A economia brasileira pegou essa crise em uma situação de fragilidade fiscal e, mesmo do ponto de vista de crescimento, vinha começando um processo de recuperação que ainda era muito frágil.
Então, temos agora um primeiro momento em que foram tomadas uma série de medidas fiscais, monetárias e de estímulos para tentar reduzir o impacto da crise de saúde. Mas temos à frente que enfrentar aqueles mesmos problemas que estavam presentes antes e que não haviam sido enfrentados.
Um novo conjunto de medidas precisam ser pensadas para o futuro pra que se consiga reorganizar uma economia que já vinha frágil e que, agora, sofreu um baque, que gerou aumento dos gastos que terão que, lá na frente, ser reconsiderados para que a gente não perca uma rota de solvência, de confiança, que vai ser fundamental para a retomada de crescimento.

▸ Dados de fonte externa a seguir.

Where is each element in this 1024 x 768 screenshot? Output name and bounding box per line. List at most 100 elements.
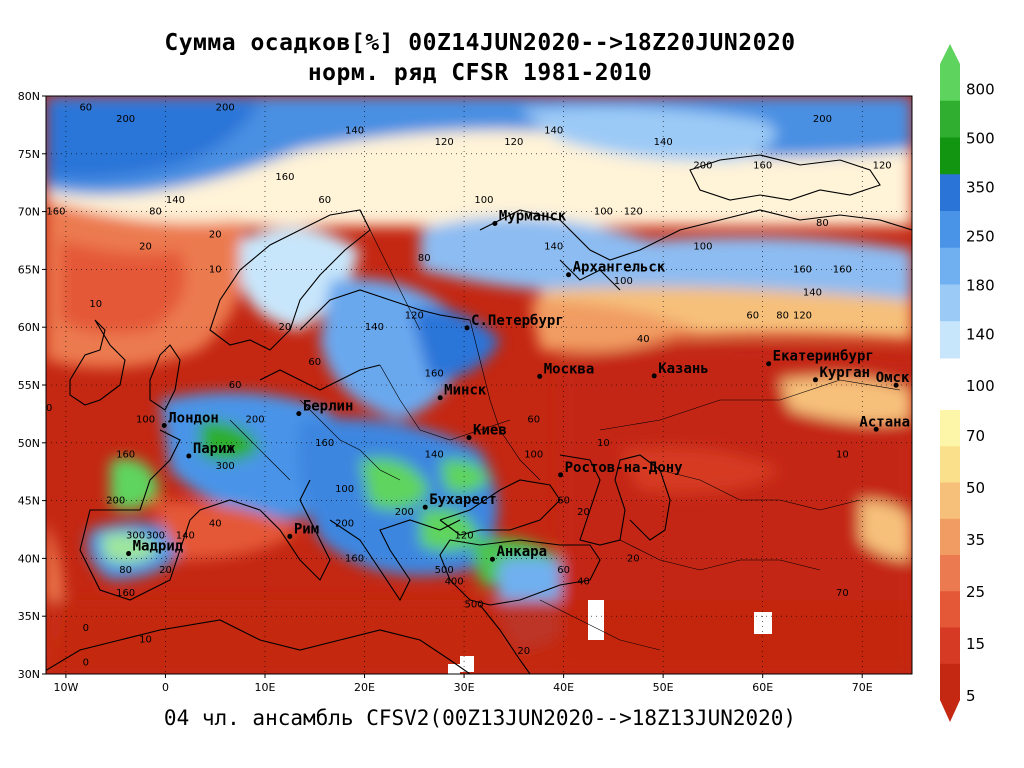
colorbar-lower-segment [940,663,960,701]
contour-label: 0 [83,657,89,668]
map-title-line1: Сумма осадков[%] 00Z14JUN2020-->18Z20JUN… [164,30,796,56]
contour-label: 200 [245,415,264,426]
map-title-line2: норм. ряд CFSR 1981-2010 [307,60,653,86]
borders [229,209,901,651]
contour-label: 60 [308,357,321,368]
lat-tick-label: 55N [18,379,40,392]
city-label: Омск [876,370,910,386]
contour-label: 140 [176,530,195,541]
city-label: Москва [544,361,595,377]
colorbar: 800 500 350 250 180 140 100 70 50 35 25 15 5 [940,44,995,722]
lat-tick-label: 70N [18,206,40,219]
city-dot [812,377,818,383]
lon-tick-label: 30E [454,681,475,694]
contour-label: 140 [654,137,673,148]
colorbar-lower-segment [940,482,960,520]
contour-label: 70 [836,588,849,599]
contour-label: 20 [279,322,292,333]
city-dot [651,373,657,379]
city-label: Париж [193,441,236,457]
contour-label: 160 [425,368,444,379]
contour-label: 140 [345,126,364,137]
lon-tick-label: 0 [162,681,169,694]
contour-label: 120 [873,160,892,171]
lon-tick-label: 50E [653,681,674,694]
contour-label: 200 [106,496,125,507]
lon-tick-label: 60E [752,681,773,694]
lat-tick-label: 75N [18,148,40,161]
city-label: Мадрид [133,539,184,555]
colorbar-upper-segment [940,64,960,102]
contour-label: 10 [836,449,849,460]
contour-label: 100 [693,241,712,252]
contour-label: 10 [209,264,222,275]
contour-label: 140 [425,449,444,460]
contour-label: 140 [803,288,822,299]
colorbar-upper-label: 500 [966,130,995,148]
contour-label: 120 [504,137,523,148]
contour-label: 400 [445,577,464,588]
colorbar-upper-segment [940,137,960,175]
contour-label: 10 [89,299,102,310]
contour-label: 200 [693,160,712,171]
colorbar-lower-segment [940,627,960,665]
contour-label: 120 [405,311,424,322]
colorbar-lower-label: 5 [966,687,976,705]
city-dot [537,373,543,379]
lon-tick-label: 70E [852,681,873,694]
colorbar-top-arrow [940,44,960,64]
contour-label: 20 [209,230,222,241]
city-dot [287,533,293,539]
coastlines [46,154,912,674]
contour-label: 20 [577,507,590,518]
colorbar-lower-segment [940,555,960,592]
lat-tick-label: 45N [18,495,40,508]
contour-label: 160 [275,172,294,183]
city-dot [466,435,472,441]
city-label: Курган [819,365,870,381]
lon-tick-label: 10W [53,681,78,694]
contour-label: 60 [557,496,570,507]
city-dot [492,221,498,227]
city-label: Ростов-на-Дону [565,460,684,476]
colorbar-lower-label: 15 [966,635,985,653]
colorbar-lower-segment [940,446,960,483]
colorbar-upper-segment [940,321,960,359]
lat-tick-label: 30N [18,668,40,681]
colorbar-lower-label: 25 [966,583,985,601]
colorbar-upper-label: 350 [966,179,995,197]
colorbar-bottom-arrow [940,700,960,722]
contour-label: 40 [577,577,590,588]
contour-label: 100 [594,207,613,218]
latitude-axis: 80N 75N 70N 65N 60N 55N 50N 45N 40N 35N 30N [18,90,46,681]
city-dot [766,361,772,367]
contour-label: 20 [40,403,53,414]
contour-label: 80 [816,218,829,229]
city-dot [489,556,495,562]
contour-label: 160 [345,553,364,564]
contour-label: 140 [365,322,384,333]
contour-label: 60 [229,380,242,391]
contour-label: 120 [793,311,812,322]
city-dot [422,504,428,510]
lat-tick-label: 40N [18,552,40,565]
contour-label: 500 [435,565,454,576]
colorbar-lower-label: 35 [966,531,985,549]
colorbar-upper-segment [940,174,960,212]
contour-label: 60 [318,195,331,206]
missing-data-blocks [448,600,772,674]
contour-label: 200 [335,519,354,530]
contour-label: 100 [474,195,493,206]
colorbar-upper-label: 140 [966,326,995,344]
contour-label: 40 [637,334,650,345]
contour-label: 140 [544,241,563,252]
city-dot [186,453,192,459]
city-label: Архангельск [573,260,666,276]
lon-tick-label: 40E [553,681,574,694]
contour-label: 200 [116,114,135,125]
city-dot [464,325,470,331]
contour-label: 120 [455,530,474,541]
colorbar-upper-segment [940,284,960,322]
city-label: Киев [473,423,507,439]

Qual a expectativa para a recuperação?
Eu dividiria em alguns aspectos quando se pensa no que é preciso para tentar reorganizar e devolver a economia ao fluxo de crescimento. Primeiro, tem, sim, do ponto de vista social, uma preocupação muito grande. Boa parte desses auxílios e dos mecanismos que foram criados, dos programas que foram lançados, eles são importantes em alguma medida e teremos que analisar como que reorganizaremos essa nossa rede proteção social de forma sustentável.

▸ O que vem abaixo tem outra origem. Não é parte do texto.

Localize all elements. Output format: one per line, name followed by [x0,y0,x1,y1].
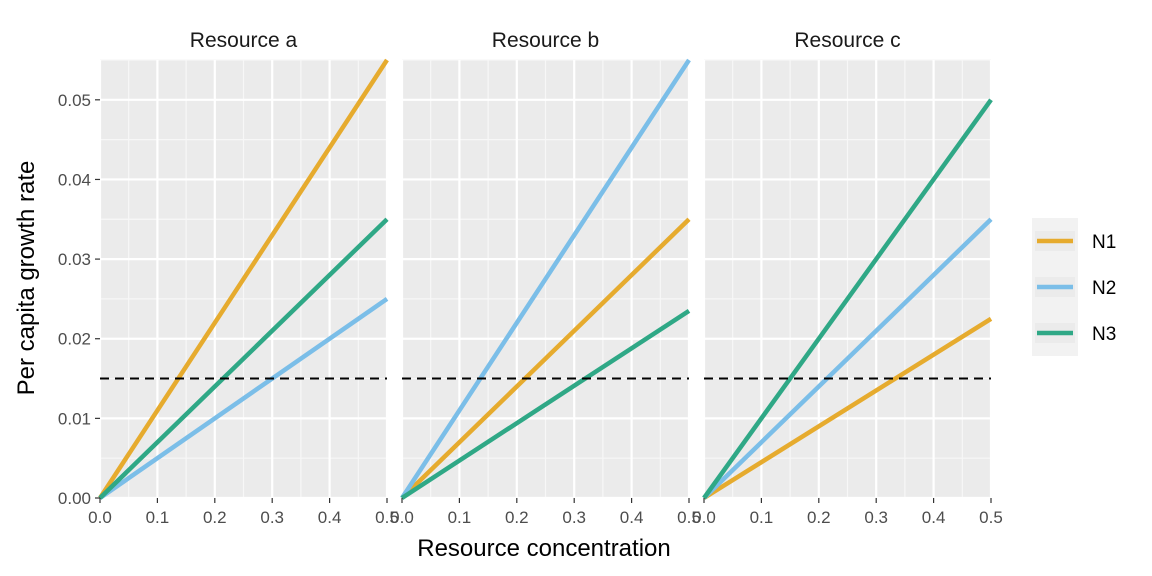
panel-3: Resource c 0.0 0.1 0.2 0.3 0.4 0.5 [692,29,1003,527]
x-tick-label: 0.3 [864,508,888,527]
x-tick-label: 0.4 [922,508,946,527]
x-tick-label: 0.4 [620,508,644,527]
y-tick-label: 0.00 [58,489,91,508]
series-line-n1 [702,316,993,500]
x-tick-label: 0.2 [505,508,529,527]
series-line-n3 [702,98,993,500]
series-line-n1 [400,217,691,500]
y-axis: 0.00 0.01 0.02 0.03 0.04 0.05 [58,91,100,508]
x-tick-label: 0.1 [448,508,472,527]
x-axis-title: Resource concentration [417,535,670,562]
series-line-n1 [98,58,389,500]
x-tick-label: 0.5 [677,508,701,527]
x-tick-label: 0.0 [88,508,112,527]
y-tick-label: 0.01 [58,409,91,428]
y-tick-label: 0.04 [58,170,91,189]
y-tick-label: 0.03 [58,250,91,269]
x-tick-label: 0.0 [692,508,716,527]
x-tick-label: 0.3 [260,508,284,527]
legend: N1 N2 N3 [1032,218,1116,356]
x-tick-label: 0.1 [146,508,170,527]
panel-title: Resource b [492,29,599,52]
x-tick-label: 0.0 [390,508,414,527]
legend-label: N3 [1092,324,1116,345]
series-line-n3 [98,217,389,500]
y-tick-label: 0.02 [58,330,91,349]
series-line-n2 [98,297,389,500]
legend-label: N2 [1092,278,1116,299]
x-tick-label: 0.2 [807,508,831,527]
x-tick-label: 0.5 [375,508,399,527]
panel-title: Resource a [190,29,298,52]
x-tick-label: 0.2 [203,508,227,527]
legend-label: N1 [1092,232,1116,253]
x-tick-label: 0.1 [750,508,774,527]
panels: Resource a 0.0 0.1 0.2 0.3 0.4 0.5 Resource b 0.… [88,29,1003,527]
y-tick-label: 0.05 [58,91,91,110]
y-axis-title: Per capita growth rate [13,161,40,396]
panel-1: Resource a 0.0 0.1 0.2 0.3 0.4 0.5 [88,29,399,527]
panel-2: Resource b 0.0 0.1 0.2 0.3 0.4 0.5 [390,29,701,527]
x-tick-label: 0.4 [318,508,342,527]
series-line-n3 [400,308,691,500]
series-line-n2 [400,58,691,500]
series-line-n2 [702,217,993,500]
panel-title: Resource c [794,29,900,52]
x-tick-label: 0.3 [562,508,586,527]
x-tick-label: 0.5 [979,508,1003,527]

Mas a questão fiscal não pode ser simplesmente esquecida. Temos, sim, que gastar neste momento, existem prioridades que foram colocadas à frente corretamente do ponto de vista dos gastos públicos, mas teremos que retomar essa discussão do reequilíbrio fiscal lá na frente.
E tem outra questão muito importante que é o crédito. Se nós desorganizarmos o mercado de crédito, que vinha finalmente entrando em um processo de melhoria, nós transformaremos esse motor tão importante de ajuda em um fator de aprofundamento da recessão, com inadimplência alta e endividamento excessivo da população e das empresas.
Qual vai ser o custo disso tudo para o Brasil nos próximos anos?
O principal ponto de atenção é garantir uma saída organizada para a crise. O que mais me preocupa nesse momento é não termos uma coordenação de programas que ataquem todos os pontos da crise, nem um plano para reorganização da economia no futuro.
O que precisamos é estruturar um programa de recuperação. Essa crise tem profundidade, magnitude e amplitude que exigem um programa que seja coordenado para todas essas áreas: social, fiscal e de crédito. Se não olhamos todos os aspectos, de forma organizada entre os diversos entes federativos, entre Executivo e Congresso, vai ficar muito difícil que essa retomada seja feito da forma correta para combater os problemas que estão à frente.
Como fica a economia mundial e como o Brasil está inserido nesse cenário?
Esse é justamente um problema adicional: a economia global também está sofrendo. Nós não teremos ajuda do ponto de vista de demanda e crescimento global para nos empurrar na melhor direção. Ao contrário: é um dos agravantes nesse momento.
Então, é necessário organizarmos internamente essa agenda e coordenarmos esforços em todos os níveis federativos, todos os poderes, para garantir que, internamente, nós vamos ter as ferramentas e a capacidade de retomar o crescimento da economia.